Per alcune ore della settimana scorsa, l’Italia è stato il Paese più all’avanguardia nei campi della sismologia e del terrorismo. Questo non significa che prima fossimo scarsi, sismologicamente parlando, perché i nostri istituti di ricerca hanno sempre rivaleggiato con i migliori al mondo: coi giapponesi, per esempio, che per forza di cose sono il non plus ultra del settore (“Giappone” significa letteralmente “Paese che trema ogni tre per due”), oppure con gli americani, che hanno mezza costa occidentale in bilico sull’Oceano Pacifico e aspettano solo che Big One spazzi via una fetta consistente del Pil statunitense per scatenare un’altra crisi economica mondiale. Insomma, quando si ha a che fare coi terremoti, sappiamo il fatto nostro. Anche perché, se diamo un’occhiata alla mappe del rischio sismico, si capisce subito che l’Italia gioca in casa. Peccato che questo nostro grado di eccellenza si limiti al campo della ricerca scientifica, perché quando si tratta di trasferire nella pratica quotidiana queste conoscenze, cioè quando – guarda caso – le cose passano dalle mani degli scienziati a quelle degli amministratori dello stato, finiamo di botto in fondo a qualsiasi classifica. Non ci credete? Allora vediamo: quanti di voi hanno mai partecipato a un’esercitazione antisismica? Ecco.
Così, la settimana scorsa, dopo la clamorosa sentenza che ha condannto per omicidio colposo plurimo e lesioni colpose sette componenti della Commissione Grandi Rischi, per un attimo ci è sembrato di aver conquistato il podio più alto della ricerca sismologica, riuscendo là dove tutti avevano fallito, ovvero nella previsione di un terremoto. Oppure di aver conquistato quello del terrorismo, di podio. Sì perché se un gruppo di persone viene condannato perché ha ucciso un altro gruppo di persone tramite un terremoto, le opzioni sono due: o ha causato il terremoto stesso, o sapeva con precisione quando e dove si sarebbe verificato, ma non l’ha comunicato. Ora, se uno scienziato fosse in grado di prevedere i terremoti, l’ultima cosa che farebbe sarebbe tenerselo per sé, rinunciando così alla fama, ai premi, al finire nei libri di storia, all’essere dichiarato eroe e benefattore dell’umanità.
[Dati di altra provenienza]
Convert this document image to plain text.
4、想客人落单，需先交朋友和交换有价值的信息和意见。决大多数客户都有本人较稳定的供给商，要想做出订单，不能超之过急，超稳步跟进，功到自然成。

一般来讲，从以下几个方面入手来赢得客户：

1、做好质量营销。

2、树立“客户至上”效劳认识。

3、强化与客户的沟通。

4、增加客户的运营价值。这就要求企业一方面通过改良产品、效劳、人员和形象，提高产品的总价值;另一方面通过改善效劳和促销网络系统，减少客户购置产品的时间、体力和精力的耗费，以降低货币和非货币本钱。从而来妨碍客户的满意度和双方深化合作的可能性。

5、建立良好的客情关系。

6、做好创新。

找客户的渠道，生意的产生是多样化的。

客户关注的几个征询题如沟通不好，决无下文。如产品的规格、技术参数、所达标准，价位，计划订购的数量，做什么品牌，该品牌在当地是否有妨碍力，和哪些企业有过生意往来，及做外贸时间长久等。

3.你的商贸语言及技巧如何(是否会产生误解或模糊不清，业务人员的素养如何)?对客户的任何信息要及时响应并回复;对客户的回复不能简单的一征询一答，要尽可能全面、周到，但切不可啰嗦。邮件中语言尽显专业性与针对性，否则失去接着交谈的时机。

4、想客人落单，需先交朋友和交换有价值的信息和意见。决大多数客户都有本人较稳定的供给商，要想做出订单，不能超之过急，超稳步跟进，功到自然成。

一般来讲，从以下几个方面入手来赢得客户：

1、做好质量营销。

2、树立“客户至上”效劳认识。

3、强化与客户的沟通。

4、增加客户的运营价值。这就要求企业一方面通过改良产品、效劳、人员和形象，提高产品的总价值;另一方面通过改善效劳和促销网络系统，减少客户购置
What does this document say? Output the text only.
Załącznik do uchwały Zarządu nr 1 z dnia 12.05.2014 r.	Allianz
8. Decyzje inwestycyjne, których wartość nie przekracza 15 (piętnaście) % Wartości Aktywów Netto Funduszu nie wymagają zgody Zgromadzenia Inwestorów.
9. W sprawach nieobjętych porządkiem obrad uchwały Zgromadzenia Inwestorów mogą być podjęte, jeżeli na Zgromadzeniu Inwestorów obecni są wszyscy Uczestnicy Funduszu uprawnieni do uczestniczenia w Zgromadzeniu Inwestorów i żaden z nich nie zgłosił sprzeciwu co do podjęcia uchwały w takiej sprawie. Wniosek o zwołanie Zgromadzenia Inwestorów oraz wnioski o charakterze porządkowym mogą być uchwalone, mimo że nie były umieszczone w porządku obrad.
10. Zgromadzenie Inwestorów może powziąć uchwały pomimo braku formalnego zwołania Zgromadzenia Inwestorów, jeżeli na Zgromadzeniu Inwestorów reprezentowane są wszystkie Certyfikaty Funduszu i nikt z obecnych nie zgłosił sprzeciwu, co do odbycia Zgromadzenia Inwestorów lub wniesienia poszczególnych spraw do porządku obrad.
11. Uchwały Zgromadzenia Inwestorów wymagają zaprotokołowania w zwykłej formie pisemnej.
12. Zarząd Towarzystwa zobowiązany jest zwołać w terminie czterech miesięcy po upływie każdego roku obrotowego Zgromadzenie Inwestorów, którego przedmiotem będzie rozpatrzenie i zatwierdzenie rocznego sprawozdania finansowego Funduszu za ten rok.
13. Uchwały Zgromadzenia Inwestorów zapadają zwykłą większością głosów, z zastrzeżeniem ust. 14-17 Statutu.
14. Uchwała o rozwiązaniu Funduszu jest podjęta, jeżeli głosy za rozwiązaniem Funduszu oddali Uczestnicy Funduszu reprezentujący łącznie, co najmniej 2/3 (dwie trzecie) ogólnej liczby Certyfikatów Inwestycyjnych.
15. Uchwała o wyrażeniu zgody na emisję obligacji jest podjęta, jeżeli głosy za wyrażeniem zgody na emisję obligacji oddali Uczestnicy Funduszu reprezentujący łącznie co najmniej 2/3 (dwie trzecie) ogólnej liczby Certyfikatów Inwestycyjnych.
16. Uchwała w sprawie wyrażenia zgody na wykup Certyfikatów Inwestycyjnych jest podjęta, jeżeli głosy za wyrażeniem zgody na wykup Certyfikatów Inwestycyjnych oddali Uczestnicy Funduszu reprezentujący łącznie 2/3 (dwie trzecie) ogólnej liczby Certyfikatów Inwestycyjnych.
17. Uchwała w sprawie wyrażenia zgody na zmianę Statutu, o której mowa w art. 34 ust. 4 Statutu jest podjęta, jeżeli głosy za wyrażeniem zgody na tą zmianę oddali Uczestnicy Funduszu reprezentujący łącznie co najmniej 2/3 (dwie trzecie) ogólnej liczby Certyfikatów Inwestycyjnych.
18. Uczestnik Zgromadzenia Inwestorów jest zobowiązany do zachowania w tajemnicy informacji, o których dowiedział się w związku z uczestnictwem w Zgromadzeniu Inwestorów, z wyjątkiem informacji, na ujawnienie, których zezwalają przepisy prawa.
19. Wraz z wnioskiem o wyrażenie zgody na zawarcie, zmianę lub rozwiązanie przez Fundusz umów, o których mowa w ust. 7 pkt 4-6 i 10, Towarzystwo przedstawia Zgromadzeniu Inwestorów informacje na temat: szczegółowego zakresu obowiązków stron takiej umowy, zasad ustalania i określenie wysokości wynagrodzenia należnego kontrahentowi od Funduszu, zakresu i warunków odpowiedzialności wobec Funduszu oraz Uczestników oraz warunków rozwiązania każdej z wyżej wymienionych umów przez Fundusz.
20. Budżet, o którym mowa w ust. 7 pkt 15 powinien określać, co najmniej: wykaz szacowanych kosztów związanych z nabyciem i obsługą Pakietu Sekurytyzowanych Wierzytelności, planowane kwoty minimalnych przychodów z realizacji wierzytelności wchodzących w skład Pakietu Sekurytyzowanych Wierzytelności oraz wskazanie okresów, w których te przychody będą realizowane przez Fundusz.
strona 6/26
Un grado di timidezza così alto non è impossibile, d’accordo, ma è altamente improbabile. Visto poi che qui non si parla di un singolo, ma di un gruppo, possiamo ragionevolmente escludere che si sia trattato di ritrosia.
Quindi, dopo aver saputo del verdetto, ragionandoci un po’ sopra, è stato naturale concludere che questi brutti ceffi erano stati in grado non di prevedere, bensì di scatenare il terremoto dell’Aquila. E subito abbiamo immaginato uno di quei superlaser della Spectre a forma di missile piazzato nel vulcano spento e puntato dentro un pozzo profondissimo, oppure una megatrivella termonucleare in grado di arrivare fino al centro della Terra, o chissà quale altra diavoleria che questi scienziati pazzi erano stati in grado di concepire con le loro menti geniali e deviate, meritevoli allo stesso tempo di un premio Nobel appositamente istituito e di una condanna ben più pesante per terrorismo e strage e disastro ambientale e già che ci siamo anche frode fiscale, che figurati se un genio del male non ne è colpevole.
Poi invece è venuto fuori che avevano sbagliato a comunicare il rischio di terremoto. E come Italiani siamo tornati ad essere i soliti sfigati.